The code base is also likely well-documented and supported by an active community, making it an attractive choice for developers looking for a framework or system with a robust, extensible repository of "extras" and "options".
It's a win-win-win situation.
I know what you're thinking - there's one too many "wins" in that equation. There's the developers of the framework or system and the consumers. It should be win-win, shouldn't it?
Au contraire, mes amis!
The third win is, in fact, for the bad guys. The attackers. The would-be infiltrators and destroyers of your web application.
Consider that two of the most disruptive (and effective) vulnerabilities of 2014 were discovered in just such code bases. Long-lived, well-supported, widely distributed. Perpetrated against platforms that, like application frameworks and platforms, are highly disruptive (and costly) to patch when such vulnerabilities are discovered.
[ Heartbleed and Shellshock were highly disruptive and perpetrated against industry de facto standard technology ]
Attackers, on the other hand, have a field day because the homogenous and entrenched technology means many weeks (perhaps months) of systems ripe for exploit. It's harvest time for the bad guys.
Now, I'm not saying we shouldn't be using well-established, "seasoned" platforms. I am saying that (potentially) diminishing vulnerabilities does not mitigate all the risk associated with a platform or technology. Certainly every year the platform is in use, the risk of vulnerabilities existing decreases. But this also means the damage from the exploitation of a heretofore undiscovered vulnerability increases because continued adoption and use of the technology expands its blast radius.
In other words, there is a converse relationship between the distribution size of an established (and assumed mostly-secure) technology platform and the potential damage incurred by the discovery of a vulnerability in it.
It is important to note the author states, "Even as they get tested more in the future, such platforms are likely a much safer alternative than anything else". Not safest. Not risk-free. Safer.
What that means is you need to consider not only the likelihood of an attack for established platforms and software (which is admittedly growing lower by the day) but the blast radius should a vulnerability be discovered. If all your sites are running on platform X and a vulnerability is discovered, what's the impact to your business?
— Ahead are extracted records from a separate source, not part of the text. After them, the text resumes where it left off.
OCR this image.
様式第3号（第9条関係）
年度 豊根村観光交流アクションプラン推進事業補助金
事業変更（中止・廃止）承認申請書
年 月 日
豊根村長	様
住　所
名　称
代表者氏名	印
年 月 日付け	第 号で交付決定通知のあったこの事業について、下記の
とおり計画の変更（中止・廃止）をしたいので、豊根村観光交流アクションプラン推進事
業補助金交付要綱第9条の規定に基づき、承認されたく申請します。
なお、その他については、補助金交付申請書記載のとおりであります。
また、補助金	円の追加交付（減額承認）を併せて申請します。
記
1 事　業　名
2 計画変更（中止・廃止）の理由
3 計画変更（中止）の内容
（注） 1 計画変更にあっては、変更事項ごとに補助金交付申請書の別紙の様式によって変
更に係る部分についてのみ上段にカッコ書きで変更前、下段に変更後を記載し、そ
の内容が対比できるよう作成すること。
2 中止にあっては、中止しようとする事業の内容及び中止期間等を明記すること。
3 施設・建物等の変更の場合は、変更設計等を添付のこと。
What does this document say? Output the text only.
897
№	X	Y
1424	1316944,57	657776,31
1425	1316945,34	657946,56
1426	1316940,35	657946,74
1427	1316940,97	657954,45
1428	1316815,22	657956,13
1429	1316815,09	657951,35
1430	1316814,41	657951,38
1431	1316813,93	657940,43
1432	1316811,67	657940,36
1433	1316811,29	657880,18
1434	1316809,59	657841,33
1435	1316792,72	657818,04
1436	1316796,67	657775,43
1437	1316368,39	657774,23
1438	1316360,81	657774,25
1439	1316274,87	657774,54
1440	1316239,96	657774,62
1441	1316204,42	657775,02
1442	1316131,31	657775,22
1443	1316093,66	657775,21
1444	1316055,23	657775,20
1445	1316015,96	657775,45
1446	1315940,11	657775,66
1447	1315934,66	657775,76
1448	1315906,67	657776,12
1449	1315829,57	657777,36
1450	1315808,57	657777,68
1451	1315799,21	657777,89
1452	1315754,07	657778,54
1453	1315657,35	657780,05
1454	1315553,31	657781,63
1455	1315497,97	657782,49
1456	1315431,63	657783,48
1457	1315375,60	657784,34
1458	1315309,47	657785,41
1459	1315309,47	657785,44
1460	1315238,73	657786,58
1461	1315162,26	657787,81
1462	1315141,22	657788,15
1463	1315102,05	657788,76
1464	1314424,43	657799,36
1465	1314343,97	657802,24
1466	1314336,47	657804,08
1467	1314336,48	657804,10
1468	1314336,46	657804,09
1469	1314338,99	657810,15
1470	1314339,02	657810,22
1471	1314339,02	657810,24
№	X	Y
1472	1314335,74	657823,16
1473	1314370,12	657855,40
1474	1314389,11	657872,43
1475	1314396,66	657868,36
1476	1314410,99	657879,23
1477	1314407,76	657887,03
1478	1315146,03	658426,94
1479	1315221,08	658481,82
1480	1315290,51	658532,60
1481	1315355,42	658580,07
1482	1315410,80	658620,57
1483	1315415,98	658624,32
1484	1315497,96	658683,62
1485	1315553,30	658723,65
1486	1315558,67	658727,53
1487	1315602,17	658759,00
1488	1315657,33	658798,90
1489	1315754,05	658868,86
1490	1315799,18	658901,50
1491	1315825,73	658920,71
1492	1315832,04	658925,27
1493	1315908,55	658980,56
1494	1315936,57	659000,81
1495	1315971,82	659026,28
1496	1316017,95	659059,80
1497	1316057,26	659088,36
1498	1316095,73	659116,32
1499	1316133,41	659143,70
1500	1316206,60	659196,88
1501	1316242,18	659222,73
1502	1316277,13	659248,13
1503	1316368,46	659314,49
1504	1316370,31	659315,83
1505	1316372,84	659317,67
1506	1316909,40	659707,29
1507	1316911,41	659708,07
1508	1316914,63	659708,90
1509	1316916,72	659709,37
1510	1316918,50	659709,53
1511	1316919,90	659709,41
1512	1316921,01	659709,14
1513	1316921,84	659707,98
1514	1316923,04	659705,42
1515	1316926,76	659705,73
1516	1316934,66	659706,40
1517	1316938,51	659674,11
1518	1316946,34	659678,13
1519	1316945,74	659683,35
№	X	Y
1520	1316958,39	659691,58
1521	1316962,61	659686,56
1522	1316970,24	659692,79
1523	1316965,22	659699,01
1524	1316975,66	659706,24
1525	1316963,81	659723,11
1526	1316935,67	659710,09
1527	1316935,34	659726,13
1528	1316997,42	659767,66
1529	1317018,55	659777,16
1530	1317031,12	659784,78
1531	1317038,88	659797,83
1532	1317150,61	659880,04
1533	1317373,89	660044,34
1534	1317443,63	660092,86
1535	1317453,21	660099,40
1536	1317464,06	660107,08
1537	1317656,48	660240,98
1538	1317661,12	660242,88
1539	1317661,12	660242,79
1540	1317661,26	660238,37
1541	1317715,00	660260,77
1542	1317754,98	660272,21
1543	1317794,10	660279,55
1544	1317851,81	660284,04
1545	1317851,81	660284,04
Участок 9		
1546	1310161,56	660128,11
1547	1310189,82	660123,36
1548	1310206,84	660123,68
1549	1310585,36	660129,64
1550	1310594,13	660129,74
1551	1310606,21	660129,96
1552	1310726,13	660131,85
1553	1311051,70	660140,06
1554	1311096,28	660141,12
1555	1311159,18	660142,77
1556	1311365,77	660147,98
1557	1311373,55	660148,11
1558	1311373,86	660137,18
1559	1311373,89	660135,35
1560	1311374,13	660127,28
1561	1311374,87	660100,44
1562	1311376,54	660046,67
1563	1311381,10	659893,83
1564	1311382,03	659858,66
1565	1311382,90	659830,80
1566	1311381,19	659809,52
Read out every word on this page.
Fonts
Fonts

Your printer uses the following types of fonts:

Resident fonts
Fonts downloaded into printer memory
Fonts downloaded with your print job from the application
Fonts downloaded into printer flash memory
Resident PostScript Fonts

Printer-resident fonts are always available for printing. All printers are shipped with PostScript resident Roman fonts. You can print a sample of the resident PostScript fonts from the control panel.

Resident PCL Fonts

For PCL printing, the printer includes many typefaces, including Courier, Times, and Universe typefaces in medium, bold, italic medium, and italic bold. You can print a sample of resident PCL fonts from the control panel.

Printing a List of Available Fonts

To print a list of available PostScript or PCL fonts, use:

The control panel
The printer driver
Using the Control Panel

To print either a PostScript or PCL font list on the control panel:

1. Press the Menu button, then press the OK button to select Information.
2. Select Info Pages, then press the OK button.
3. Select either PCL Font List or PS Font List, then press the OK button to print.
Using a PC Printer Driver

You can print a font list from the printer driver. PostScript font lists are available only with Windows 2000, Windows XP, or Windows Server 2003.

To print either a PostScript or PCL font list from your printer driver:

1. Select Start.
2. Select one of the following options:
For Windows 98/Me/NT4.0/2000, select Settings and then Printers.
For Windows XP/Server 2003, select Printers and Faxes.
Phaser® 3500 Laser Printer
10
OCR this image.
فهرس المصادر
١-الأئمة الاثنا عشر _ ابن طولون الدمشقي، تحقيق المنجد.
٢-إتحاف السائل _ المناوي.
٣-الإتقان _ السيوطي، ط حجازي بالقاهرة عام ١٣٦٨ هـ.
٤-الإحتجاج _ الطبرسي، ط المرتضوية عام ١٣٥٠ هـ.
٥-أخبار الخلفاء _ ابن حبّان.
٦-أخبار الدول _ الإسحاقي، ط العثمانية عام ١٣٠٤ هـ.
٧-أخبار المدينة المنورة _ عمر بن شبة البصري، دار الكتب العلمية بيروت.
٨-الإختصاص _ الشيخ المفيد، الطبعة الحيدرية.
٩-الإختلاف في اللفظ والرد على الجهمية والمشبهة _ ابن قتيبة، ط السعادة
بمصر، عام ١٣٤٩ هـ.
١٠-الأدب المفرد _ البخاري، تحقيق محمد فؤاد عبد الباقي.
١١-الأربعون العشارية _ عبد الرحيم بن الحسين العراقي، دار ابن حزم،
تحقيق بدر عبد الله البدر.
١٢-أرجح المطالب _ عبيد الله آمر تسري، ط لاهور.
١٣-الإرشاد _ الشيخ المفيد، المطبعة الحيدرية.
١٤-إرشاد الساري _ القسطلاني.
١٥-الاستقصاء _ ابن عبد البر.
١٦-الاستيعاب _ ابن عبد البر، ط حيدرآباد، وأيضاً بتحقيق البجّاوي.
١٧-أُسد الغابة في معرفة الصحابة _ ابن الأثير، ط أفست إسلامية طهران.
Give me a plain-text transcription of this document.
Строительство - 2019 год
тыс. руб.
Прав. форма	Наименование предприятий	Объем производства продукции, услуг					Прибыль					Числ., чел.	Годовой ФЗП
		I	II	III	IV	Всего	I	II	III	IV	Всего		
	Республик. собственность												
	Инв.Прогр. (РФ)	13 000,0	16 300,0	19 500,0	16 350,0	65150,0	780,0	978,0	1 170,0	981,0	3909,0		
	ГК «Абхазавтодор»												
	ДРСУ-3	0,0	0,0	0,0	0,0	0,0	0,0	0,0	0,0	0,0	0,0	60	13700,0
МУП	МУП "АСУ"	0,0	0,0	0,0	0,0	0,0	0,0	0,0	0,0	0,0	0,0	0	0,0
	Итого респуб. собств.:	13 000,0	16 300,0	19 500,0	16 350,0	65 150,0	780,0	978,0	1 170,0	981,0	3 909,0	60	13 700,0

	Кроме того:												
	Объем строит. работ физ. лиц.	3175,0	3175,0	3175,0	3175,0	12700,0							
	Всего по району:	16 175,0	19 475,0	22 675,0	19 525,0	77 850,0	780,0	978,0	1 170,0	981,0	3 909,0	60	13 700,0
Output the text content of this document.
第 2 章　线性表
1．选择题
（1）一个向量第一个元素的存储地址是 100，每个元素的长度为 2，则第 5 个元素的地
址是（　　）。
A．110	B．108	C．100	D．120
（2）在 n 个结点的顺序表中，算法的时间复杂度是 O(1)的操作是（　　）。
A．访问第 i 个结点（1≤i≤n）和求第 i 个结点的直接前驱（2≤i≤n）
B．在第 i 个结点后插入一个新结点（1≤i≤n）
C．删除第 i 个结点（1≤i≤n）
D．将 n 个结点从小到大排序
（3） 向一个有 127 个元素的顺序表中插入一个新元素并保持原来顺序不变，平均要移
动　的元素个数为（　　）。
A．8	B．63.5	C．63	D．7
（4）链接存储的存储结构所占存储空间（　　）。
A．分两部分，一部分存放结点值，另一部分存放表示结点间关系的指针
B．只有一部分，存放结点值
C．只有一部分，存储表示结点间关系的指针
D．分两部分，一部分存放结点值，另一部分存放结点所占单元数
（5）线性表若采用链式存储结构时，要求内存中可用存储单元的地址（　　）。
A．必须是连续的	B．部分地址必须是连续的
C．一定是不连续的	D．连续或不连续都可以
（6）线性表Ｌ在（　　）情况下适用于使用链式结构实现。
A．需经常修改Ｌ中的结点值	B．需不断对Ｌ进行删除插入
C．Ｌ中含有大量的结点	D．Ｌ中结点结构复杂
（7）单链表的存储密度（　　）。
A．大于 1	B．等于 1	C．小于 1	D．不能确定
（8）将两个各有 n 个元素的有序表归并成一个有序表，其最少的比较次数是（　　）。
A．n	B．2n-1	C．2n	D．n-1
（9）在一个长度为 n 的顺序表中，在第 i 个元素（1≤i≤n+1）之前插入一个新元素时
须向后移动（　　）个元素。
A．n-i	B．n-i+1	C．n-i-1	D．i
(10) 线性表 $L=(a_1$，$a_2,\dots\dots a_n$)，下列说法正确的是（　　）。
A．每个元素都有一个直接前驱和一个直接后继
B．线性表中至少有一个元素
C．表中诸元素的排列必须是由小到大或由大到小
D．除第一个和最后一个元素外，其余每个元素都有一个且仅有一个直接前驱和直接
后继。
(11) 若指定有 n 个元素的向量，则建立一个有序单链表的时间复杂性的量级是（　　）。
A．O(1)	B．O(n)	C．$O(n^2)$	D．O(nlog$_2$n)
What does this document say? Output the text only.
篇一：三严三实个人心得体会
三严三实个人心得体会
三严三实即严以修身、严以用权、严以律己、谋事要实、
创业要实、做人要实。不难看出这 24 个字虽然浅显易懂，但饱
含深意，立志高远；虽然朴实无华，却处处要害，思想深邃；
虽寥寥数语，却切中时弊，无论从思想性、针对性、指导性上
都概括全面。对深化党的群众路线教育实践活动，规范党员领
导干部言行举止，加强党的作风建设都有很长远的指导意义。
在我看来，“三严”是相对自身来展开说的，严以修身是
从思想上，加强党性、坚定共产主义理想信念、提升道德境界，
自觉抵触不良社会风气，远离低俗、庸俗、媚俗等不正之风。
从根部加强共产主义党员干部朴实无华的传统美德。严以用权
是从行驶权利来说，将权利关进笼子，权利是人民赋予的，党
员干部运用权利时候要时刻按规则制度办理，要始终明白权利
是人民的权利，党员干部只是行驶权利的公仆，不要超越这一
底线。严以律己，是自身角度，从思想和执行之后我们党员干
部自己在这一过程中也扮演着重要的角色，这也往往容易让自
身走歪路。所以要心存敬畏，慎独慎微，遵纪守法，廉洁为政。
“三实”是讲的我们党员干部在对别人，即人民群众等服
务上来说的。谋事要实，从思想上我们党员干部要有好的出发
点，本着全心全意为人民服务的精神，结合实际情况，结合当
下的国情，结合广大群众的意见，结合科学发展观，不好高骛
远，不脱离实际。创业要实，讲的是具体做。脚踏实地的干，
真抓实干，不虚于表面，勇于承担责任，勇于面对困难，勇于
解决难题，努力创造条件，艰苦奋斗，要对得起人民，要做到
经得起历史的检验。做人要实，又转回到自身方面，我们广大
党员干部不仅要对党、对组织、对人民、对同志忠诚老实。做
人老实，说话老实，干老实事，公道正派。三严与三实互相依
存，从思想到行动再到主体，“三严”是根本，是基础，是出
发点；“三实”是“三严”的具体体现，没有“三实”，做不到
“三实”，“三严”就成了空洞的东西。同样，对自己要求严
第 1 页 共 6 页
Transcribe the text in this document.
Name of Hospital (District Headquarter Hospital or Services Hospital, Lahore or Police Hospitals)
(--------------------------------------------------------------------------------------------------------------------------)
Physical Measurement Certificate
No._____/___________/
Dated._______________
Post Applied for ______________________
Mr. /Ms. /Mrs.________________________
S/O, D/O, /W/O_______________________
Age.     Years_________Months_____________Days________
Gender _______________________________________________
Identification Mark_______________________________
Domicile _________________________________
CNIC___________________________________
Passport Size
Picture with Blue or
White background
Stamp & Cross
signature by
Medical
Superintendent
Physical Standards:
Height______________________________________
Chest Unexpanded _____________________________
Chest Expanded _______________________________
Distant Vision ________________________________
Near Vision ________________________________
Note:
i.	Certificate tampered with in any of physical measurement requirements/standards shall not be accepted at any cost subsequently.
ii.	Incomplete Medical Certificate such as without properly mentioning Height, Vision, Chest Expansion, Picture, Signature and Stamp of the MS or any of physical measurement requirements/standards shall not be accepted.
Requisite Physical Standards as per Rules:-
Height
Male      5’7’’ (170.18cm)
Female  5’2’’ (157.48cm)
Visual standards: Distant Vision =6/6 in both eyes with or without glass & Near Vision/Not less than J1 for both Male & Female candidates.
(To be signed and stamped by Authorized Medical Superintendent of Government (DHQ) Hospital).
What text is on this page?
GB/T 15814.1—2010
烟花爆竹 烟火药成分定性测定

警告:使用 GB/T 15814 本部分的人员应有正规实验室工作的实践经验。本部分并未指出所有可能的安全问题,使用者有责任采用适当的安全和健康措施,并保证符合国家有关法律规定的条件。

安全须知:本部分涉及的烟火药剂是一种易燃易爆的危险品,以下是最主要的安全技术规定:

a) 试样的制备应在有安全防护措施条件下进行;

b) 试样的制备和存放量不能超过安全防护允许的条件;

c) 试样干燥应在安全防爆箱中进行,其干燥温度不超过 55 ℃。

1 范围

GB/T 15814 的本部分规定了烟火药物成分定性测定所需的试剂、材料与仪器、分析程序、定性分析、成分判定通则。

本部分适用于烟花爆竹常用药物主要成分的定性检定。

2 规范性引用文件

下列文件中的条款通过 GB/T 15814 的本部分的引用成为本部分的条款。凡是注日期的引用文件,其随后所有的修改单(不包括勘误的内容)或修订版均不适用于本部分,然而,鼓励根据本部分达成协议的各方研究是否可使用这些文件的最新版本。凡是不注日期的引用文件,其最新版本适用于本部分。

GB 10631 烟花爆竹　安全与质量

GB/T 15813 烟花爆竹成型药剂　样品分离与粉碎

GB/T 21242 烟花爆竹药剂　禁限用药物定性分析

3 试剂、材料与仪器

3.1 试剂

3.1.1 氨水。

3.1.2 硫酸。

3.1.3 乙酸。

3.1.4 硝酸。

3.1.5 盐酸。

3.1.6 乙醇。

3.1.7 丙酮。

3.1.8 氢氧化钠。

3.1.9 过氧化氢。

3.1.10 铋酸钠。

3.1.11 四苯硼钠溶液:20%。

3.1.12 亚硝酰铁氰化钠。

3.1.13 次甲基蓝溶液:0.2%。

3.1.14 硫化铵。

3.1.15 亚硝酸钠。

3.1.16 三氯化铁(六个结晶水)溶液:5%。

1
Conversely, that risk must be weighed against the risk of custom or less well-established platforms being riddled with vulnerabilities and consuming valuable time and effort in constant evaluation and remediation cycles.
Information security decision making is a constant balancing act of risk versus reward, disruption versus dependability. What 2014 taught us is we should expect that a vulnerability will be discovered in even the most well-established platform, and plan accordingly.